Ecco, hai fatto bene a dire “ci aiuti, in un certo senso”… in realtà tutte le persone che vi hanno abbandonato nel corso della vostra vita continuano a seguirvi e a restarvi accanto e qual è il desiderio di una persona che segue un’altra persona a cui è affezionata? Quello di aiutarla, cercando di suggerire ciò che più ritengono giusto fare per evitare alla persona amata di commettere errori. 

Questo potrebbe, in teoria, andare a cozzare contro la legge del karma perché se l’individuo deve attraversare certe esperienze e dall’aldilà gli arrivano suggerimenti su come evitare i problemi, ecco che andrebbe a carte quarantotto l’intero disegno dell’Assoluto.
Allora cosa succede? Succede che tutte queste entità continuano sempre a mandarvi queste idee utili per voi stessi, solo che voi non potete recepirle tutte, recepite solo quelle per cui tanto sareste arrivati voi stessi a quella soluzione, a quell’atto. Così da una parte recepite l’amore che loro vi mandano e dall’altra parte mettete in atto quello che voi avete compreso.

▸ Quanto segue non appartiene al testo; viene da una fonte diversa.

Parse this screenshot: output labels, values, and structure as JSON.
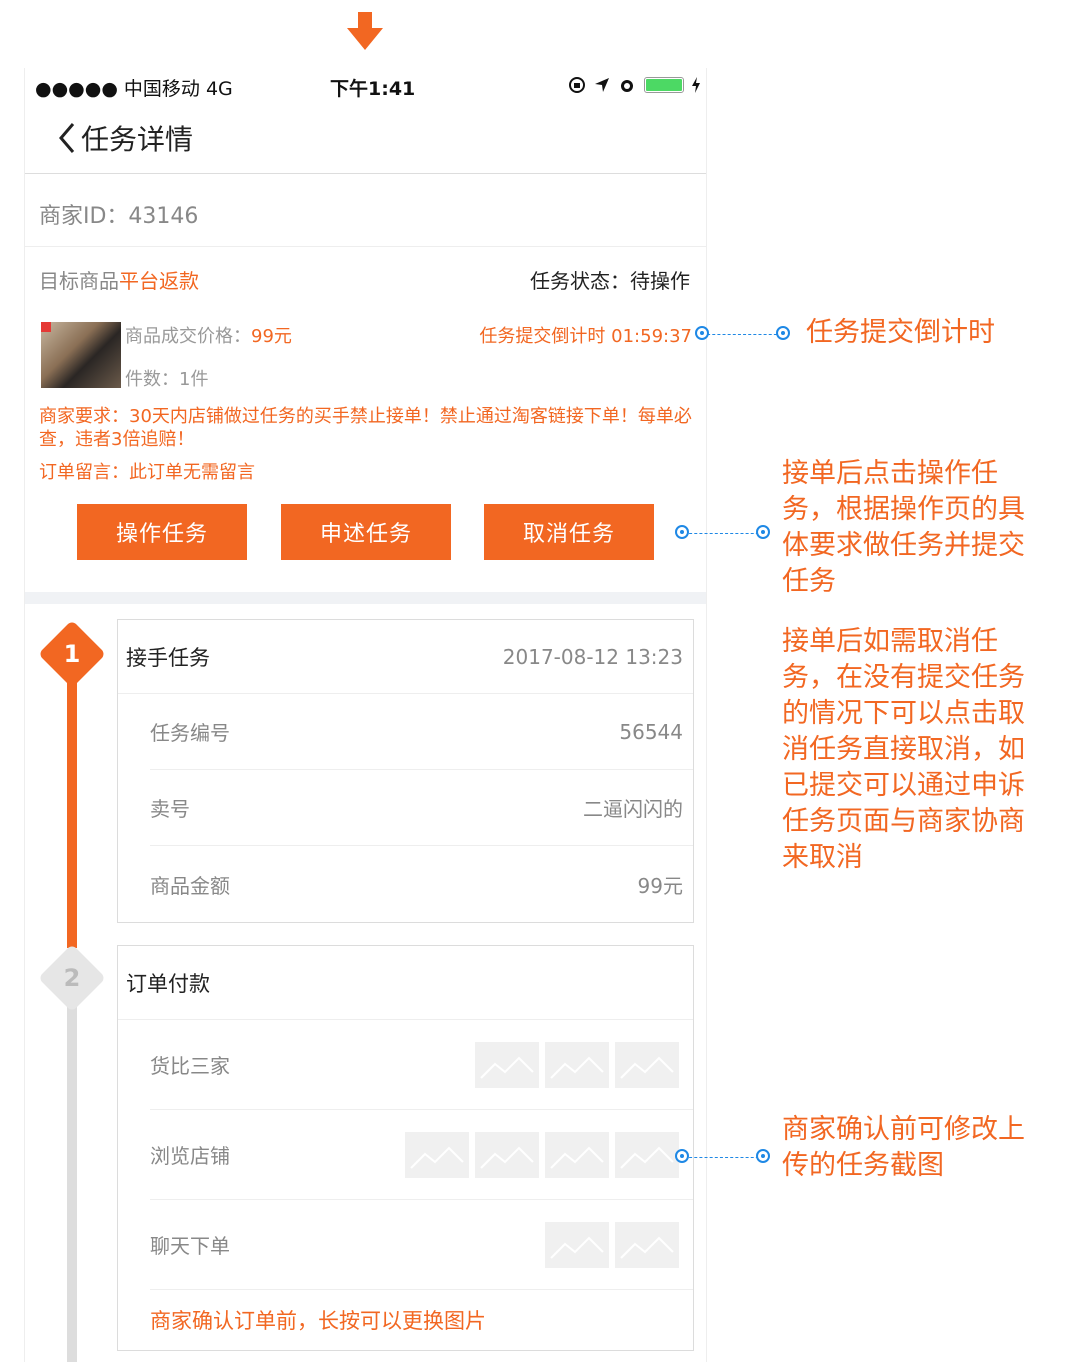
{
  "status_bar": {
    "carrier": "●●●●● 中国移动   4G",
    "time": "下午1:41"
  },
  "nav": {
    "title": "任务详情"
  },
  "merchant": {
    "id_text": "商家ID：43146"
  },
  "target": {
    "label": "目标商品",
    "tag": "平台返款",
    "status_text": "任务状态：待操作"
  },
  "product": {
    "price_label": "商品成交价格：",
    "price_value": "99元",
    "qty_text": "件数：1件",
    "countdown": "任务提交倒计时 01:59:37"
  },
  "requirement": "商家要求：30天内店铺做过任务的买手禁止接单！禁止通过淘客链接下单！每单必查，违者3倍追赔！",
  "order_note": "订单留言：此订单无需留言",
  "buttons": {
    "operate": "操作任务",
    "appeal": "申述任务",
    "cancel": "取消任务"
  },
  "steps": [
    {
      "num": "1",
      "title": "接手任务",
      "date": "2017-08-12 13:23",
      "rows": [
        {
          "label": "任务编号",
          "value": "56544"
        },
        {
          "label": "卖号",
          "value": "二逼闪闪的"
        },
        {
          "label": "商品金额",
          "value": "99元"
        }
      ]
    },
    {
      "num": "2",
      "title": "订单付款",
      "rows": [
        {
          "label": "货比三家",
          "thumbs": 3
        },
        {
          "label": "浏览店铺",
          "thumbs": 4
        },
        {
          "label": "聊天下单",
          "thumbs": 2
        }
      ],
      "footer": "商家确认订单前，长按可以更换图片"
    }
  ],
  "annotations": {
    "countdown": "任务提交倒计时",
    "operate": "接单后点击操作任务，根据操作页的具体要求做任务并提交任务",
    "cancel": "接单后如需取消任务，在没有提交任务的情况下可以点击取消任务直接取消，如已提交可以通过申诉任务页面与商家协商来取消",
    "screenshot": "商家确认前可修改上传的任务截图"
  },
  "colors": {
    "accent": "#f26722",
    "annotation_line": "#1e88e5",
    "inactive": "#dddddd"
  },
  "icons": [
    "down-arrow-icon",
    "back-chevron-icon",
    "lock-rotation-icon",
    "location-icon",
    "alarm-icon",
    "battery-icon",
    "charging-icon",
    "image-placeholder-icon"
  ]
}
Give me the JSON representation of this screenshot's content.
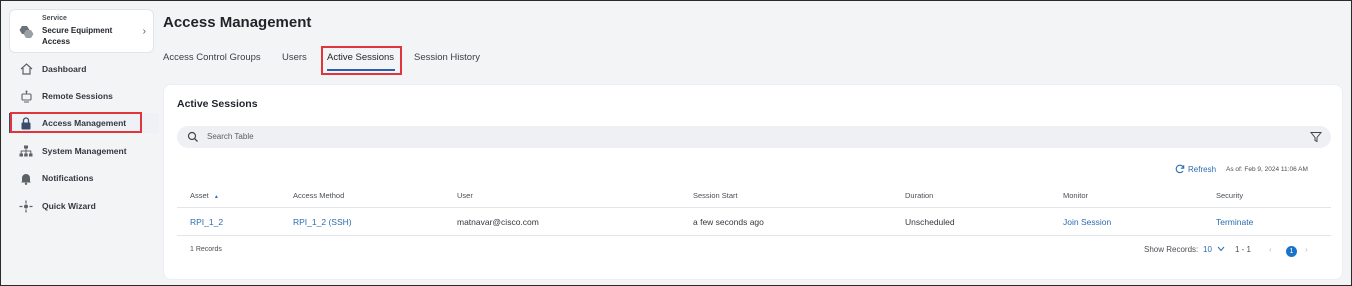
{
  "sidebar": {
    "service_kicker": "Service",
    "service_name": "Secure Equipment Access",
    "items": [
      {
        "label": "Dashboard",
        "icon": "home-icon"
      },
      {
        "label": "Remote Sessions",
        "icon": "remote-sessions-icon"
      },
      {
        "label": "Access Management",
        "icon": "lock-icon",
        "active": true
      },
      {
        "label": "System Management",
        "icon": "network-icon"
      },
      {
        "label": "Notifications",
        "icon": "bell-icon"
      },
      {
        "label": "Quick Wizard",
        "icon": "wizard-icon"
      }
    ]
  },
  "main": {
    "title": "Access Management",
    "tabs": [
      {
        "label": "Access Control Groups"
      },
      {
        "label": "Users"
      },
      {
        "label": "Active Sessions",
        "active": true
      },
      {
        "label": "Session History"
      }
    ],
    "card_title": "Active Sessions",
    "search_placeholder": "Search Table",
    "refresh_label": "Refresh",
    "as_of": "As of: Feb 9, 2024 11:06 AM",
    "table": {
      "columns": [
        "Asset",
        "Access Method",
        "User",
        "Session Start",
        "Duration",
        "Monitor",
        "Security"
      ],
      "sort_indicator": "▲",
      "rows": [
        [
          "RPI_1_2",
          "RPI_1_2 (SSH)",
          "matnavar@cisco.com",
          "a few seconds ago",
          "Unscheduled",
          "Join Session",
          "Terminate"
        ]
      ]
    },
    "records_label": "1 Records",
    "show_records_label": "Show Records:",
    "show_records_value": "10",
    "range": "1 - 1",
    "current_page": "1"
  },
  "colors": {
    "accent": "#2b6cb0",
    "highlight_box": "#e0353a",
    "tab_underline": "#2b5fb4",
    "page_dot": "#1a73c8"
  }
}
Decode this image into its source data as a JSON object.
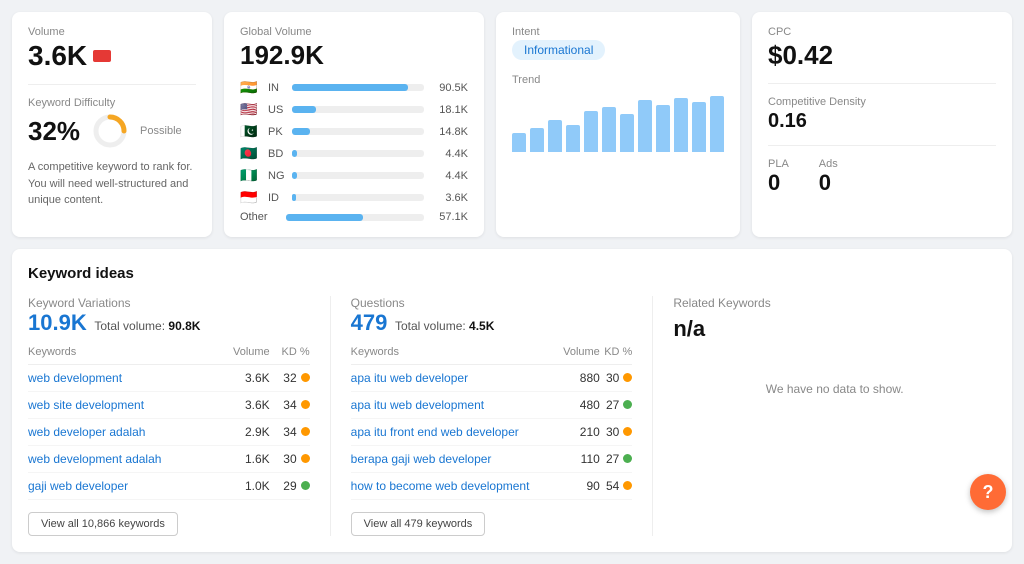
{
  "volume": {
    "label": "Volume",
    "value": "3.6K"
  },
  "keyword_difficulty": {
    "label": "Keyword Difficulty",
    "percent": "32%",
    "badge": "Possible",
    "desc": "A competitive keyword to rank for. You will need well-structured and unique content.",
    "donut_value": 32
  },
  "global_volume": {
    "label": "Global Volume",
    "value": "192.9K",
    "countries": [
      {
        "flag": "🇮🇳",
        "code": "IN",
        "value": "90.5K",
        "bar_pct": 88
      },
      {
        "flag": "🇺🇸",
        "code": "US",
        "value": "18.1K",
        "bar_pct": 18
      },
      {
        "flag": "🇵🇰",
        "code": "PK",
        "value": "14.8K",
        "bar_pct": 14
      },
      {
        "flag": "🇧🇩",
        "code": "BD",
        "value": "4.4K",
        "bar_pct": 4
      },
      {
        "flag": "🇳🇬",
        "code": "NG",
        "value": "4.4K",
        "bar_pct": 4
      },
      {
        "flag": "🇮🇩",
        "code": "ID",
        "value": "3.6K",
        "bar_pct": 3
      }
    ],
    "other_label": "Other",
    "other_value": "57.1K",
    "other_bar_pct": 56
  },
  "intent": {
    "label": "Intent",
    "badge": "Informational",
    "trend_label": "Trend",
    "trend_bars": [
      18,
      22,
      30,
      25,
      38,
      42,
      35,
      48,
      44,
      50,
      46,
      52
    ]
  },
  "cpc": {
    "label": "CPC",
    "value": "$0.42",
    "comp_label": "Competitive Density",
    "comp_value": "0.16",
    "pla_label": "PLA",
    "pla_value": "0",
    "ads_label": "Ads",
    "ads_value": "0"
  },
  "keyword_ideas": {
    "section_title": "Keyword ideas",
    "variations": {
      "title": "Keyword Variations",
      "count": "10.9K",
      "total_label": "Total volume:",
      "total_value": "90.8K",
      "col_kw": "Keywords",
      "col_vol": "Volume",
      "col_kd": "KD %",
      "rows": [
        {
          "kw": "web development",
          "vol": "3.6K",
          "kd": 32,
          "dot": "orange"
        },
        {
          "kw": "web site development",
          "vol": "3.6K",
          "kd": 34,
          "dot": "orange"
        },
        {
          "kw": "web developer adalah",
          "vol": "2.9K",
          "kd": 34,
          "dot": "orange"
        },
        {
          "kw": "web development adalah",
          "vol": "1.6K",
          "kd": 30,
          "dot": "orange"
        },
        {
          "kw": "gaji web developer",
          "vol": "1.0K",
          "kd": 29,
          "dot": "green"
        }
      ],
      "btn": "View all 10,866 keywords"
    },
    "questions": {
      "title": "Questions",
      "count": "479",
      "total_label": "Total volume:",
      "total_value": "4.5K",
      "col_kw": "Keywords",
      "col_vol": "Volume",
      "col_kd": "KD %",
      "rows": [
        {
          "kw": "apa itu web developer",
          "vol": "880",
          "kd": 30,
          "dot": "orange"
        },
        {
          "kw": "apa itu web development",
          "vol": "480",
          "kd": 27,
          "dot": "green"
        },
        {
          "kw": "apa itu front end web developer",
          "vol": "210",
          "kd": 30,
          "dot": "orange"
        },
        {
          "kw": "berapa gaji web developer",
          "vol": "110",
          "kd": 27,
          "dot": "green"
        },
        {
          "kw": "how to become web development",
          "vol": "90",
          "kd": 54,
          "dot": "orange"
        }
      ],
      "btn": "View all 479 keywords"
    },
    "related": {
      "title": "Related Keywords",
      "value": "n/a",
      "no_data": "We have no data to show."
    }
  },
  "help_btn": "?"
}
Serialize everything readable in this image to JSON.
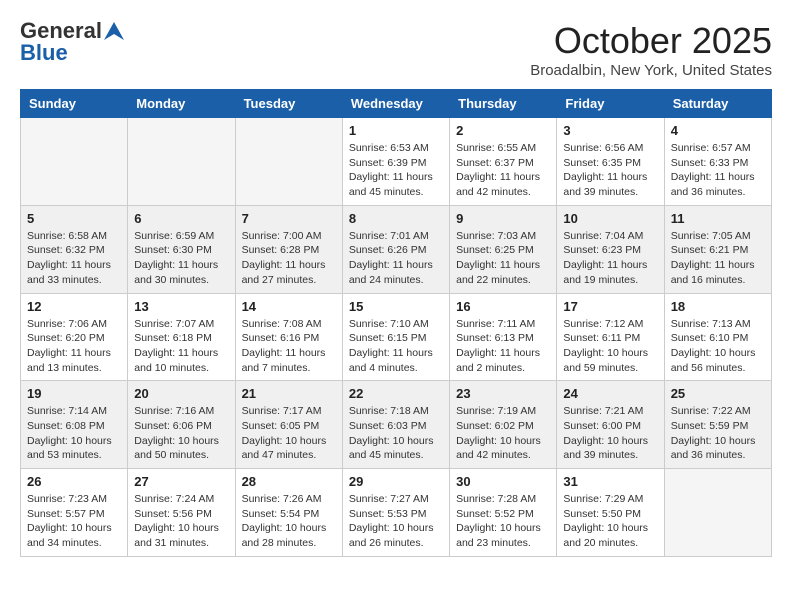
{
  "header": {
    "logo_line1": "General",
    "logo_line2": "Blue",
    "month": "October 2025",
    "location": "Broadalbin, New York, United States"
  },
  "days_of_week": [
    "Sunday",
    "Monday",
    "Tuesday",
    "Wednesday",
    "Thursday",
    "Friday",
    "Saturday"
  ],
  "weeks": [
    [
      {
        "day": "",
        "empty": true
      },
      {
        "day": "",
        "empty": true
      },
      {
        "day": "",
        "empty": true
      },
      {
        "day": "1",
        "sunrise": "6:53 AM",
        "sunset": "6:39 PM",
        "daylight": "11 hours and 45 minutes."
      },
      {
        "day": "2",
        "sunrise": "6:55 AM",
        "sunset": "6:37 PM",
        "daylight": "11 hours and 42 minutes."
      },
      {
        "day": "3",
        "sunrise": "6:56 AM",
        "sunset": "6:35 PM",
        "daylight": "11 hours and 39 minutes."
      },
      {
        "day": "4",
        "sunrise": "6:57 AM",
        "sunset": "6:33 PM",
        "daylight": "11 hours and 36 minutes."
      }
    ],
    [
      {
        "day": "5",
        "sunrise": "6:58 AM",
        "sunset": "6:32 PM",
        "daylight": "11 hours and 33 minutes."
      },
      {
        "day": "6",
        "sunrise": "6:59 AM",
        "sunset": "6:30 PM",
        "daylight": "11 hours and 30 minutes."
      },
      {
        "day": "7",
        "sunrise": "7:00 AM",
        "sunset": "6:28 PM",
        "daylight": "11 hours and 27 minutes."
      },
      {
        "day": "8",
        "sunrise": "7:01 AM",
        "sunset": "6:26 PM",
        "daylight": "11 hours and 24 minutes."
      },
      {
        "day": "9",
        "sunrise": "7:03 AM",
        "sunset": "6:25 PM",
        "daylight": "11 hours and 22 minutes."
      },
      {
        "day": "10",
        "sunrise": "7:04 AM",
        "sunset": "6:23 PM",
        "daylight": "11 hours and 19 minutes."
      },
      {
        "day": "11",
        "sunrise": "7:05 AM",
        "sunset": "6:21 PM",
        "daylight": "11 hours and 16 minutes."
      }
    ],
    [
      {
        "day": "12",
        "sunrise": "7:06 AM",
        "sunset": "6:20 PM",
        "daylight": "11 hours and 13 minutes."
      },
      {
        "day": "13",
        "sunrise": "7:07 AM",
        "sunset": "6:18 PM",
        "daylight": "11 hours and 10 minutes."
      },
      {
        "day": "14",
        "sunrise": "7:08 AM",
        "sunset": "6:16 PM",
        "daylight": "11 hours and 7 minutes."
      },
      {
        "day": "15",
        "sunrise": "7:10 AM",
        "sunset": "6:15 PM",
        "daylight": "11 hours and 4 minutes."
      },
      {
        "day": "16",
        "sunrise": "7:11 AM",
        "sunset": "6:13 PM",
        "daylight": "11 hours and 2 minutes."
      },
      {
        "day": "17",
        "sunrise": "7:12 AM",
        "sunset": "6:11 PM",
        "daylight": "10 hours and 59 minutes."
      },
      {
        "day": "18",
        "sunrise": "7:13 AM",
        "sunset": "6:10 PM",
        "daylight": "10 hours and 56 minutes."
      }
    ],
    [
      {
        "day": "19",
        "sunrise": "7:14 AM",
        "sunset": "6:08 PM",
        "daylight": "10 hours and 53 minutes."
      },
      {
        "day": "20",
        "sunrise": "7:16 AM",
        "sunset": "6:06 PM",
        "daylight": "10 hours and 50 minutes."
      },
      {
        "day": "21",
        "sunrise": "7:17 AM",
        "sunset": "6:05 PM",
        "daylight": "10 hours and 47 minutes."
      },
      {
        "day": "22",
        "sunrise": "7:18 AM",
        "sunset": "6:03 PM",
        "daylight": "10 hours and 45 minutes."
      },
      {
        "day": "23",
        "sunrise": "7:19 AM",
        "sunset": "6:02 PM",
        "daylight": "10 hours and 42 minutes."
      },
      {
        "day": "24",
        "sunrise": "7:21 AM",
        "sunset": "6:00 PM",
        "daylight": "10 hours and 39 minutes."
      },
      {
        "day": "25",
        "sunrise": "7:22 AM",
        "sunset": "5:59 PM",
        "daylight": "10 hours and 36 minutes."
      }
    ],
    [
      {
        "day": "26",
        "sunrise": "7:23 AM",
        "sunset": "5:57 PM",
        "daylight": "10 hours and 34 minutes."
      },
      {
        "day": "27",
        "sunrise": "7:24 AM",
        "sunset": "5:56 PM",
        "daylight": "10 hours and 31 minutes."
      },
      {
        "day": "28",
        "sunrise": "7:26 AM",
        "sunset": "5:54 PM",
        "daylight": "10 hours and 28 minutes."
      },
      {
        "day": "29",
        "sunrise": "7:27 AM",
        "sunset": "5:53 PM",
        "daylight": "10 hours and 26 minutes."
      },
      {
        "day": "30",
        "sunrise": "7:28 AM",
        "sunset": "5:52 PM",
        "daylight": "10 hours and 23 minutes."
      },
      {
        "day": "31",
        "sunrise": "7:29 AM",
        "sunset": "5:50 PM",
        "daylight": "10 hours and 20 minutes."
      },
      {
        "day": "",
        "empty": true
      }
    ]
  ]
}
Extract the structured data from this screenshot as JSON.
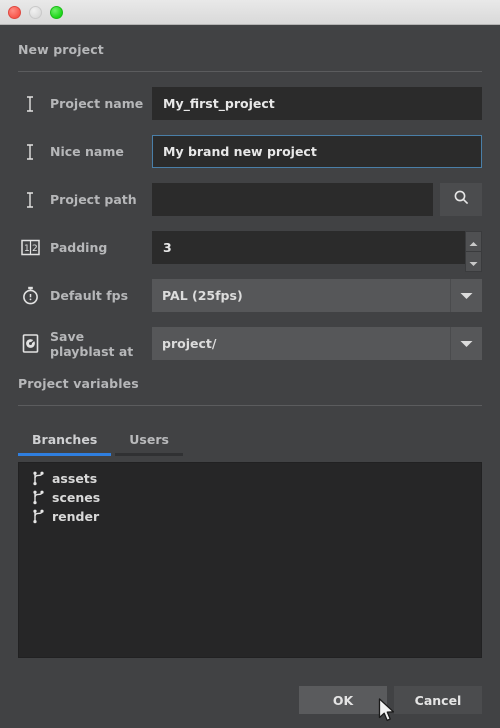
{
  "window": {
    "traffic_lights": [
      {
        "name": "close",
        "color": "#f8574c"
      },
      {
        "name": "minimize",
        "color": "#dcdcdc"
      },
      {
        "name": "maximize",
        "color": "#1ed61a"
      }
    ]
  },
  "sections": {
    "new_project_title": "New project",
    "project_variables_title": "Project variables"
  },
  "form": {
    "project_name": {
      "label": "Project name",
      "icon": "text-cursor-icon",
      "value": "My_first_project",
      "placeholder": ""
    },
    "nice_name": {
      "label": "Nice name",
      "icon": "text-cursor-icon",
      "value": "My brand new project",
      "placeholder": "",
      "focused": true
    },
    "project_path": {
      "label": "Project path",
      "icon": "text-cursor-icon",
      "value": "",
      "placeholder": "",
      "browse_icon": "search-icon"
    },
    "padding": {
      "label": "Padding",
      "icon": "number-padding-icon",
      "value": "3",
      "placeholder": ""
    },
    "default_fps": {
      "label": "Default fps",
      "icon": "stopwatch-icon",
      "value": "PAL (25fps)",
      "options": [
        "PAL (25fps)"
      ]
    },
    "save_playblast_at": {
      "label": "Save playblast at",
      "icon": "playblast-disc-icon",
      "value": "project/",
      "options": [
        "project/"
      ]
    }
  },
  "tabs": [
    {
      "label": "Branches",
      "active": true
    },
    {
      "label": "Users",
      "active": false
    }
  ],
  "branches_list": [
    {
      "label": "assets",
      "icon": "git-branch-icon"
    },
    {
      "label": "scenes",
      "icon": "git-branch-icon"
    },
    {
      "label": "render",
      "icon": "git-branch-icon"
    }
  ],
  "buttons": {
    "ok": "OK",
    "cancel": "Cancel"
  },
  "colors": {
    "background": "#414244",
    "field_background": "#2b2b2b",
    "combo_background": "#565759",
    "accent_blue": "#2f7fe0",
    "focus_border": "#4a7fa8",
    "text": "#b6b7b9",
    "list_background": "#262627"
  }
}
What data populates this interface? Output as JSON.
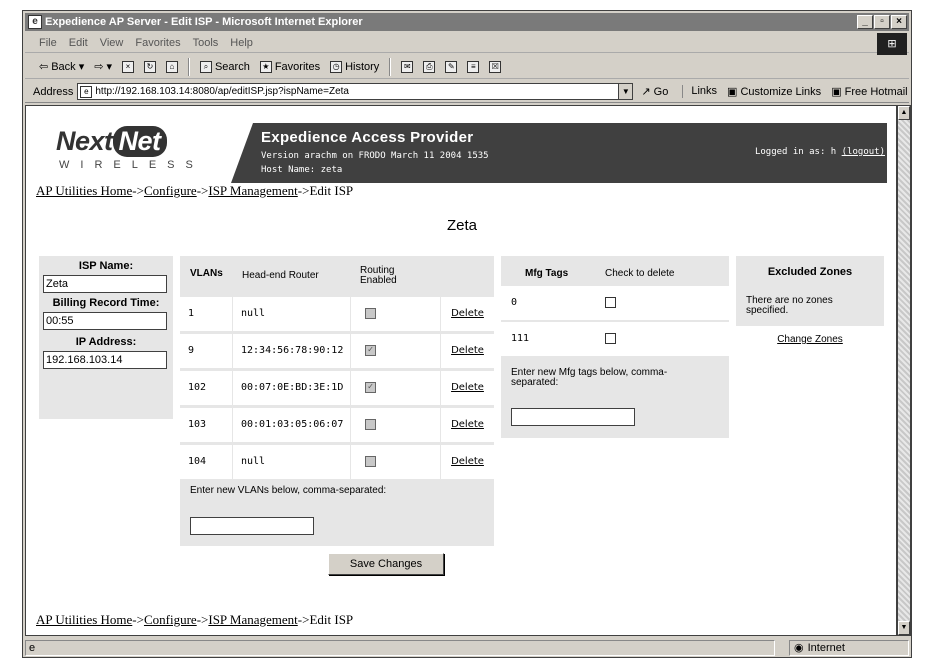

Se, invece, voi sentiste sempre i consigli che vi vengono inviati, voi non andreste mai incontro alla sofferenza, non subireste mai esperienze dolorose e questo, purtroppo, non è possibile; insomma: recepite tutte le cose per cui eravate già pronti a modificare voi stessi. Non vi è nulla, insomma, che vada contro le leggi dell’Assoluto.
È un po’ quello che accade in questi incontri: quante volte, io o i Maestri, diamo delle indicazioni alle persone che partecipano senza che neppure, spesso, venga richiesto, eppure pochi sono quelli che recepiscono davvero l’indicazione che si è voluta dare. 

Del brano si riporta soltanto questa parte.